福建は、台湾有事になれば台湾東側の海域に展開し、米軍の接近を阻止しつつ、台湾軍の基地を攻撃する役割を担うとみられている。この時期に試験航海を始めたのは、20日に発足する台湾・民進党の頼清徳(ライチンドォー)政権をけん制する狙いもありそうだ。
福建は、中国軍の空母では「遼寧」(2012年9月就役)、「山東」(19年12月就役)に次ぐ3隻目となる。満載排水量は約8万トンに及び、米軍空母に迫る規模を持つ。最大の特徴は、リニアモーターカーの原理で艦載機を射出する電磁式カタパルトを初めて採用した点で、射出する機体に合わせて発射速度を調整できる。遼寧と山東ではできなかった早期警戒機の艦載が可能とされる。
早期警戒機が空母で運用できると、海上から広範囲の対空目標を探知できるため、作戦能力が向上する。台湾有事で米軍の増援部隊を阻止する中国軍の戦略「接近阻止・領域拒否(A2AD)」にも寄与する。
「空母3隻体制」になる利点も大きい。中国の軍事専門家は1日、中央テレビに出演し、「1隻が補修、1隻が訓練をしていても、常に1隻は重要な海域に配置できる」と強調した。
試験航海は通常、10回程度行われる。中国英字紙チャイナ・デイリー(電子版)によると、遼寧は10回、山東は9回だった。その後、問題がなければ就役するが、遼寧は最初の試験航海から1年1か月かかり、山東は1年7か月を要した。福建は、「新技術が多いため、試験航海に要する期間は長くなる」(中国の軍事専門家)とみられている。

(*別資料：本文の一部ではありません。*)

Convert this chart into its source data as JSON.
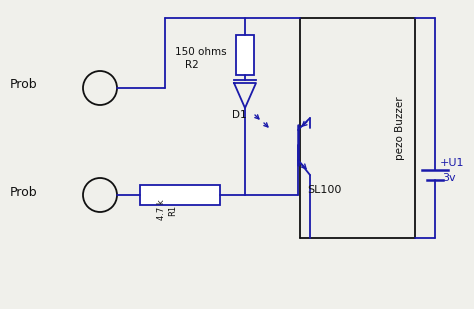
{
  "bg_color": "#f0f0eb",
  "line_color": "#1a1aaa",
  "black_color": "#111111",
  "prob_top_label": "Prob",
  "prob_bottom_label": "Prob",
  "r2_label1": "150 ohms",
  "r2_label2": "R2",
  "r1_label1": "4.7 k",
  "r1_label2": "R1",
  "d1_label": "D1",
  "transistor_label": "SL100",
  "buzzer_label": "pezo Buzzer",
  "battery_label1": "+U1",
  "battery_label2": "3v"
}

福建については、ここまで必ずしも順調に進んでいないとの見方もある。福建が進水したのは22年6月で、試験航海の開始まで2年弱かかった。関係者によると、長期間、甲板上にある3本のカタパルトにはカバーが掛かっていた。中国海軍に詳しい笹川平和財団の小原凡司・上席フェローは「通常より時間がかかっており、電磁式カタパルトに問題が生じていた可能性が高い。艦載機の運用を含めた戦力化には時間がかかるだろう」と推測する。
膨大な電力を消費する電磁式カタパルトは現在、米軍の原子力空母「ジェラルド・フォード」だけが実用化に成功している。通常動力を採用する福建が必要な電力をスムーズに供給できるのか疑問視する声も多い。